Pour toutes ces raisons, l’ensemble du groupe Les Indépendants ne votera pas en faveur de ce texte. (Applaudissements sur des travées du groupe Les Républicains. – M. Pierre Louault applaudit également.)

M. le président. La parole est à M. Alain Richard.

M. Alain Richard. Monsieur le président, monsieur le secrétaire d’État, mes chers collègues, le débat qui se déroule sur l’initiative de nos collègues du groupe CRCE est tout à fait légitime. Il coïncide en effet avec une interrogation qui s’est développée au cours des dernières semaines dans notre société, donnant lieu à des échanges publics.

Au fond, ce débat nous amène principalement à prendre conscience et à rationaliser le changement de situation auquel nous avons assisté en matière d’ordre public et d’application du droit de manifester.
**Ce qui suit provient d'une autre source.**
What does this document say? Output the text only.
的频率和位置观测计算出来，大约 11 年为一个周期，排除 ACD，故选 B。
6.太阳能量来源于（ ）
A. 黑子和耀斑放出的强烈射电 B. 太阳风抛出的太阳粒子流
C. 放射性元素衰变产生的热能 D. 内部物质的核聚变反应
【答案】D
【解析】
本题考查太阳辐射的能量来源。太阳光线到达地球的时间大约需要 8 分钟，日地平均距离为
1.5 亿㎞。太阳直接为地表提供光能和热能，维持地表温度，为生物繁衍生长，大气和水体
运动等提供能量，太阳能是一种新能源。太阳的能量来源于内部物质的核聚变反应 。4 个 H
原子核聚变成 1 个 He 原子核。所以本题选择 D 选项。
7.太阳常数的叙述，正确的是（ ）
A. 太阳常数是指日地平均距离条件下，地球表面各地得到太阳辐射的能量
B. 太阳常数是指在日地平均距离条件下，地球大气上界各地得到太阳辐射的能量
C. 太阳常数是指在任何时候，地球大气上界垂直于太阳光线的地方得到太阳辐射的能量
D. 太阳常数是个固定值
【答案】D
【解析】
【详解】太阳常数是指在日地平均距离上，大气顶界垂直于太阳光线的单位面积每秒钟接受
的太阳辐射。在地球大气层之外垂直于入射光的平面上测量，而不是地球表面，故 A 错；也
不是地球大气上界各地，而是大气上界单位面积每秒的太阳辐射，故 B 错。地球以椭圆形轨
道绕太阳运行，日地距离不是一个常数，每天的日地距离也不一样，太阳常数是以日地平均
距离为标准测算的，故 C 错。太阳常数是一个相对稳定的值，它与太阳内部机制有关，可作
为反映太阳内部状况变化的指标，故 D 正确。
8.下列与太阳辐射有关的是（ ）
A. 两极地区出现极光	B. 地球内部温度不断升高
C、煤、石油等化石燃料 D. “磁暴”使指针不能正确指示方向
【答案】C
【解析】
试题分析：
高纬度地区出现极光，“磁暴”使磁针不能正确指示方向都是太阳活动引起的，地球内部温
Plusieurs collègues l’ont dit de façon tout à fait pertinente, ce changement n’a pas commencé avec le mouvement des « gilets jaunes ». Il est plus ancien et trouve son origine dans une série de mouvements de contestation.

Notre-Dame-des-Landes a été un marqueur très important du fait de sa durée et de la militarisation du comportement des occupants. En outre, depuis quatre ou cinq ans, nous avons assisté, lors de mouvements qui contestaient certaines législations sociales, aux dévoiements de manifestations par des groupes qui sont, en réalité, des combattants.

Ces mouvements sont venus très fortement perturber une longue tradition à laquelle nous nous sommes livrés, pour certains d’entre nous, à différents moments. C’était celle de manifestations de rue très encadrées qui faisaient l’objet, j’y insiste, d’une régulation partagée. Car ces manifestations, qu’elles soient pilotées plutôt par des organisations, disons humanitaires ou de défense des droits de la personne, ou qu’elles soient proposées plutôt par des organisations syndicales, avaient ce qu’on appelle couramment un service d’ordre. Ce qui importe surtout, c’est qu’elles suivaient une démarche de négociation et de partenariat préalables avec les forces de l’ordre. À Paris, les organisateurs s’adressaient à la préfecture de police, dont le très grand professionnalisme dans cette gestion partagée des manifestations était reconnu.

Ce à quoi nous devons maintenant nous confronter pour prendre des positions de responsabilités partagées en toute authenticité, c’est à la fréquence de manifestations qui débouchent sur des comportements organisés et agressifs de groupes venant à l’attaque des fonctionnaires et des militaires chargés du maintien de l’ordre.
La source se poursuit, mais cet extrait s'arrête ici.